New York Times readers will now have to look elsewhere for the latest on coffee production in Rwanda, copper strikes in Chile, or stories with headlines like "A Struggle Over Air Routes in East Asia"—the paper has folded its World Business section into Business Day. The Times' stock tables have been simplified and tossed in the main business section as well.

Catherine Mathis, a Times spokeswoman, says the move will save the paper about 14 pages a week. She wouldn't comment on how much money the Times will save, but the Voice estimates the savings on newsprint at about $2 million a year.

Yes, but at what cost? Getting to the World Business section was truly a mark of accomplishment. When you hit that first story about industrial output in Thailand or unemployment benefits in Germany, you knew you were either a) really doing your homework or b) trapped in a subway car between stations on the morning commute. In either case, the reader of World Business felt, well, worldly—proud to slap Section W on the lunch counter and order not just any salad, but a Greek salad ... with French dressing, merci very mucho!

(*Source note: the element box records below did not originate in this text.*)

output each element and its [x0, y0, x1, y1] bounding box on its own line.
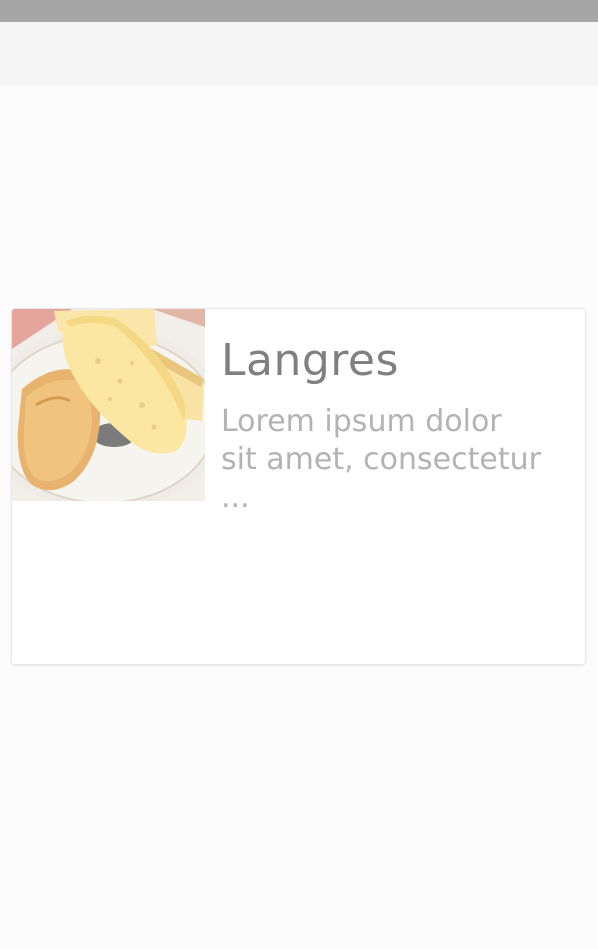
main-content: Langres Lorem ipsum dolor sit amet, cons…	[0, 86, 598, 949]
cheese-image	[12, 309, 205, 501]
card-description-line-1: Lorem ipsum dolor	[221, 404, 502, 439]
card-description-line-2: sit amet, consectetur ...	[221, 442, 541, 515]
card-title: Langres	[221, 335, 399, 386]
app-bar	[0, 22, 598, 86]
card-description: Lorem ipsum dolor sit amet, consectetur …	[221, 403, 566, 517]
cheese-card[interactable]: Langres Lorem ipsum dolor sit amet, cons…	[11, 308, 586, 665]
status-bar	[0, 0, 598, 22]
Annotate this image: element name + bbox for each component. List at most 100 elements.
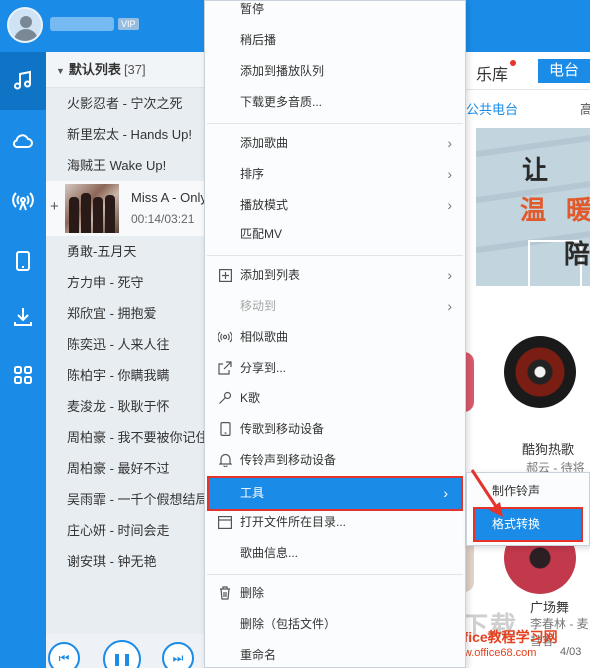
- trash-icon: [218, 586, 232, 600]
- phone-icon[interactable]: [0, 232, 46, 290]
- menu-item-label: 相似歌曲: [240, 330, 289, 344]
- list-item[interactable]: 郑欣宜 - 拥抱爱: [46, 298, 204, 329]
- playlist-count: [37]: [123, 62, 146, 77]
- menu-item-add-to-list[interactable]: 添加到列表 ›: [205, 260, 465, 291]
- radio-title[interactable]: 酷狗热歌: [522, 439, 574, 458]
- menu-item-rename[interactable]: 重命名: [205, 640, 465, 668]
- playlist-name: 默认列表: [68, 62, 121, 77]
- menu-item-play-later[interactable]: 稍后播: [205, 25, 465, 56]
- chevron-right-icon: ›: [447, 197, 452, 213]
- phone-icon: [218, 422, 232, 436]
- content-area: 乐库 电台 公共电台 高 让 温 暖 陪 酷狗热歌 郝云 - 待将说 广场舞 李…: [448, 52, 590, 668]
- menu-item-label: 下载更多音质...: [240, 95, 323, 109]
- list-item[interactable]: 庄心妍 - 时间会走: [46, 515, 204, 546]
- pause-icon[interactable]: ❚❚: [103, 640, 141, 668]
- list-item[interactable]: 新里宏太 - Hands Up!: [46, 119, 204, 150]
- banner-char: 温: [520, 196, 547, 226]
- tab-radio[interactable]: 电台: [538, 59, 590, 83]
- list-item[interactable]: 方力申 - 死守: [46, 267, 204, 298]
- menu-item-label: K歌: [240, 391, 261, 405]
- menu-item-similar-songs[interactable]: 相似歌曲: [205, 322, 465, 353]
- menu-item-label: 歌曲信息...: [240, 546, 299, 560]
- menu-item-label: 删除: [240, 586, 265, 600]
- folder-icon: [218, 515, 232, 529]
- list-item[interactable]: 麦浚龙 - 耿耿于怀: [46, 391, 204, 422]
- now-playing-time: 00:14/03:21: [131, 212, 195, 226]
- banner-char: 暖: [566, 196, 590, 226]
- menu-item-sort[interactable]: 排序 ›: [205, 159, 465, 190]
- app-window: VIP ▼ 默认列表 [37] 火影忍者 - 宁次之死 新里宏太 - Hands U…: [0, 0, 590, 668]
- menu-item-delete-with-file[interactable]: 删除（包括文件）: [205, 609, 465, 640]
- list-item[interactable]: 周柏豪 - 最好不过: [46, 453, 204, 484]
- chevron-right-icon: ›: [447, 298, 452, 314]
- list-item[interactable]: 勇敢-五月天: [46, 236, 204, 267]
- list-item[interactable]: 海贼王 Wake Up!: [46, 150, 204, 181]
- now-playing-title: Miss A - Only You: [131, 190, 204, 205]
- broadcast-icon[interactable]: [0, 172, 46, 230]
- tab-library-label: 乐库: [476, 67, 509, 84]
- banner-char: 让: [522, 156, 549, 186]
- radio-cover-hot-songs[interactable]: [504, 336, 576, 408]
- microphone-icon: [218, 391, 232, 405]
- username-blurred[interactable]: [50, 17, 114, 31]
- promo-banner[interactable]: 让 温 暖 陪: [476, 128, 590, 286]
- menu-item-label: 移动到: [240, 299, 277, 313]
- menu-item-karaoke[interactable]: K歌: [205, 383, 465, 414]
- avatar[interactable]: [7, 7, 43, 43]
- menu-item-match-mv[interactable]: 匹配MV: [205, 219, 465, 250]
- menu-item-play-mode[interactable]: 播放模式 ›: [205, 190, 465, 221]
- list-item[interactable]: 陈柏宇 - 你瞒我瞒: [46, 360, 204, 391]
- menu-item-label: 稍后播: [240, 33, 277, 47]
- menu-item-label: 播放模式: [240, 198, 289, 212]
- menu-item-delete[interactable]: 删除: [205, 578, 465, 609]
- add-icon[interactable]: +: [50, 198, 59, 215]
- menu-item-label: 传铃声到移动设备: [240, 453, 337, 467]
- list-item[interactable]: 周柏豪 - 我不要被你记住: [46, 422, 204, 453]
- playlist-header[interactable]: ▼ 默认列表 [37]: [46, 52, 204, 88]
- submenu-item-format-convert[interactable]: 格式转换: [473, 507, 583, 542]
- list-item[interactable]: 火影忍者 - 宁次之死: [46, 88, 204, 119]
- list-item[interactable]: 吴雨霏 - 一千个假想结局: [46, 484, 204, 515]
- menu-item-open-folder[interactable]: 打开文件所在目录...: [205, 507, 465, 538]
- left-rail: [0, 52, 46, 668]
- menu-item-label: 排序: [240, 167, 265, 181]
- subtab-high[interactable]: 高: [580, 99, 590, 118]
- chevron-right-icon: ›: [447, 267, 452, 283]
- subtab-public-radio[interactable]: 公共电台: [466, 99, 518, 118]
- tab-library[interactable]: 乐库: [476, 60, 517, 85]
- menu-item-share[interactable]: 分享到...: [205, 353, 465, 384]
- menu-item-download-quality[interactable]: 下载更多音质...: [205, 87, 465, 118]
- menu-item-send-ringtone[interactable]: 传铃声到移动设备: [205, 445, 465, 476]
- menu-item-label: 添加歌曲: [240, 136, 289, 150]
- menu-divider: [207, 123, 463, 124]
- menu-item-add-songs[interactable]: 添加歌曲 ›: [205, 128, 465, 159]
- next-icon[interactable]: ⏭: [162, 642, 194, 668]
- previous-icon[interactable]: ⏮: [48, 642, 80, 668]
- menu-divider: [207, 574, 463, 575]
- chevron-down-icon: ▼: [56, 66, 65, 76]
- menu-item-send-to-device[interactable]: 传歌到移动设备: [205, 414, 465, 445]
- menu-item-song-info[interactable]: 歌曲信息...: [205, 538, 465, 569]
- menu-item-label: 匹配MV: [240, 227, 283, 241]
- menu-item-add-to-queue[interactable]: 添加到播放队列: [205, 56, 465, 87]
- radio-title[interactable]: 广场舞: [530, 597, 569, 616]
- menu-item-tools[interactable]: 工具 ›: [207, 476, 463, 511]
- now-playing-item[interactable]: + Miss A - Only You 00:14/03:21: [46, 181, 204, 236]
- player-controls: ⏮ ❚❚ ⏭: [46, 634, 204, 668]
- apps-grid-icon[interactable]: [0, 346, 46, 404]
- similar-icon: [218, 330, 232, 344]
- menu-item-label: 添加到播放队列: [240, 64, 325, 78]
- download-icon[interactable]: [0, 288, 46, 346]
- banner-char: 陪: [564, 240, 590, 270]
- menu-item-label: 暂停: [240, 2, 265, 16]
- list-item[interactable]: 陈奕迅 - 人来人往: [46, 329, 204, 360]
- music-note-icon[interactable]: [0, 52, 46, 110]
- menu-item-pause[interactable]: 暂停: [205, 0, 465, 25]
- menu-item-move-to: 移动到 ›: [205, 291, 465, 322]
- list-item[interactable]: 谢安琪 - 钟无艳: [46, 546, 204, 577]
- menu-item-label: 删除（包括文件）: [240, 617, 337, 631]
- submenu-item-make-ringtone[interactable]: 制作铃声: [467, 476, 589, 507]
- cloud-icon[interactable]: [0, 112, 46, 170]
- playlist-panel: ▼ 默认列表 [37] 火影忍者 - 宁次之死 新里宏太 - Hands Up! 海…: [46, 52, 204, 634]
- context-menu: 暂停 稍后播 添加到播放队列 下载更多音质... 添加歌曲 › 排序 › 播放模式 ›…: [204, 0, 466, 668]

Even as the Times is saying auf Wiedersehen to the World Business section, it's saying hello to Metro Boston, the free daily tabloid produced by the same firm that does Metro New York and other Metros in 17 countries around the world. The Times is acquiring a 49 percent stake in Metro Boston, with its readership of 300,000 and $10 million in revenue last year—for $16.5 million.

But since the Times already owns the Boston Globe, the rival Boston Herald is crying foul. The Herald reports that publisher Patrick J. Purcell "intends to contest the deal on the grounds that it would give the Globe, the largest newspaper in Eastern Massachusetts, too much media concentration in a single market. He said the deal does not meet Justice Department standards."

In a statement announcing the deal, Globe publisher Richard Gilman said, "Metro Boston is a natural complement to The Globe's strong readership base and advertising position. With this partnership, we will add to the unmatched reach and impact that we provide to advertisers in the Boston market."

The statement adds that between the Globe and Metro, "Duplication among readers is limited, making the partnership strategic for both entities and providing enhanced efficiency for advertisers." It also notes, "Metro's editorial format will not change as a result of this transaction, and the Globe newsroom will not be involved in the editing of the paper."